Yonnondio: From the Thirties


The novel begins in a small Wyoming mining town, where Jim Holbrook works in the coal mine. As the narrative progresses, the reader discovers that Jim drinks heavily and beats Anna and their children. Mazie follows Jim into town one evening and is nearly thrown down a mineshaft by the deranged miner, Sheen McEvoy. Mazie is saved by the night watchman, and instead McEvoy falls down the shaft to his death. Mazie immediately develops a fever, and the Holbrooks make plans to move east in the spring. Anna takes on a variety of short-term employment to financially prepare for the move. Jim is involved in a mine explosion, attributed to the carelessness of the new fire boss, and goes missing for five days. When Jim returns, it is with a firm resolve to remove his family from the town.

In the spring, the Holbrooks leave the mining town, traveling across Nebraska and South Dakota, where their wagon is briefly immobilized by a storm. At their South Dakota tenant farm, the scene is pastoral and the Holbrooks are initially optimistic about the farm’s prospects. For the first time, the family is healthy and well-fed, and Mazie and Will begin attending school. Mazie begins to take an interest in education and befriends the learned Old Man Caldwell next door, who passes on some books to Mazie when he dies, though Jim promptly sells them. As the winter approaches, Jim realizes that after a year of working the land, the family remains in debt. With the arrival of winter, the Holbrooks no longer have enough food. Anna becomes pregnant and ill, and after a marital dispute, Jim leaves the family, returning after ten days.

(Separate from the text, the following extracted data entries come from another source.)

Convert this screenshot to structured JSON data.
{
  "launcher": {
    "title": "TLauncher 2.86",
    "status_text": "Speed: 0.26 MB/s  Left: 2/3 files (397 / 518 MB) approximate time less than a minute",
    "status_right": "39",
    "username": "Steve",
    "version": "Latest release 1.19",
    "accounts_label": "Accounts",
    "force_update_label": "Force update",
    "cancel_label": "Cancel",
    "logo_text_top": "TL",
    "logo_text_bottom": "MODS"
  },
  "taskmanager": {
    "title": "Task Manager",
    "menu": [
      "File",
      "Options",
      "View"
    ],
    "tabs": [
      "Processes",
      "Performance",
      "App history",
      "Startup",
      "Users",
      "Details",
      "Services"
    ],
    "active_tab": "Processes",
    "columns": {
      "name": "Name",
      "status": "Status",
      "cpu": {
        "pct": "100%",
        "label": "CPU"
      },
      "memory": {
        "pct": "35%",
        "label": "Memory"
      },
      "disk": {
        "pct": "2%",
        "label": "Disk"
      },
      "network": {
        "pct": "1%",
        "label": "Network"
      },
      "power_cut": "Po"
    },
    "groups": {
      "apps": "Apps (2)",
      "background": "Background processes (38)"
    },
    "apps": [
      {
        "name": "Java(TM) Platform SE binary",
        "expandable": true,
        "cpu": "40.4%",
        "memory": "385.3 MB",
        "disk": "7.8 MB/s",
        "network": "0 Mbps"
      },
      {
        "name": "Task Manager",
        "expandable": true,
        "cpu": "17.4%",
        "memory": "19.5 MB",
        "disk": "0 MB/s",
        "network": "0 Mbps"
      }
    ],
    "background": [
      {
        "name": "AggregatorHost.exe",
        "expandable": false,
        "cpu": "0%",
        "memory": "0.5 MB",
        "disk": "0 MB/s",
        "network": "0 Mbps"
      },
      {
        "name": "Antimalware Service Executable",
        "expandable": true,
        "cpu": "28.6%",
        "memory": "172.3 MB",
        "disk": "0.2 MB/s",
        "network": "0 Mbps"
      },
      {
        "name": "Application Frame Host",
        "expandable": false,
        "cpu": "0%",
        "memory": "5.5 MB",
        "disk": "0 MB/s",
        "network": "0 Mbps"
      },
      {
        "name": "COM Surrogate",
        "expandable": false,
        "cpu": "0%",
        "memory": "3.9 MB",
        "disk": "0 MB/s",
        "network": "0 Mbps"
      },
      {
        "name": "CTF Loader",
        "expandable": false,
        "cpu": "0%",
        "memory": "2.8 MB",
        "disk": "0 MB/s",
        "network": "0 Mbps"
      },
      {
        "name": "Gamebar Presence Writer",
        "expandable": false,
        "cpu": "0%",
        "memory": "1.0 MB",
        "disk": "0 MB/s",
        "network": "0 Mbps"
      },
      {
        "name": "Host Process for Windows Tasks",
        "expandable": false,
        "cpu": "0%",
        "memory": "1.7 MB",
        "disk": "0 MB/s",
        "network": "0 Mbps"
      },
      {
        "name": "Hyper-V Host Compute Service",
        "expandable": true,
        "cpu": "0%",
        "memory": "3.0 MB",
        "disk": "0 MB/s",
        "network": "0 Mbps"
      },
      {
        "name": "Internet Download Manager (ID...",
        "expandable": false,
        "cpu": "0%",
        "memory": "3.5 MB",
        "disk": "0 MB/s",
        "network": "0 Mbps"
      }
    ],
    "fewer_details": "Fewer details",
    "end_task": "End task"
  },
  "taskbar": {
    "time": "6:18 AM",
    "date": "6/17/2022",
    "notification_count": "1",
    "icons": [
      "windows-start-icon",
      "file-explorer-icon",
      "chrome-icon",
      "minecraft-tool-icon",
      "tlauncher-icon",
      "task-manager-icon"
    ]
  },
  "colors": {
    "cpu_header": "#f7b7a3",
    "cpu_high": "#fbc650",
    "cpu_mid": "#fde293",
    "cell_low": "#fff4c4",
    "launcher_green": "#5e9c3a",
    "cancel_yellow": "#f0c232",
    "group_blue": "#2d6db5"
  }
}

After the birth of Bess in the following March, the family leaves the farm and moves to Omaha, Nebraska. They take up residence in a city slum near a slaughterhouse. The smell from the slaughterhouse makes the children ill and Anna is no longer able to control them at home. Mazie becomes dreamy and detached, fantasizing about the farm as an escape from the horrors of the city. Jim gets a job in the sewers, and he and Anna are unable to support their family. Anna suffers a miscarriage and is bedridden for several days. When she regains mobility, Anna begins taking in laundry to supplement Jim’s income, though Jim explicitly disapproves. Jim gets a job at the slaughterhouse, where he earns a little more money, and he buys fireworks for the family on the Fourth of July to celebrate. When she is excluded from the celebration, Mazie becomes acutely conscious of the social and political implications of her gender. During a heat wave, Anna continues to work alone, canning fruits to feed the family through the winter, while the children run the streets and scavenge in the dump. The novel terminates in the Holbrook apartment, with Anna singing to Ben. Bess enthusiastically bangs a jar lid against the floor, and the family listens to the radio together for the first time.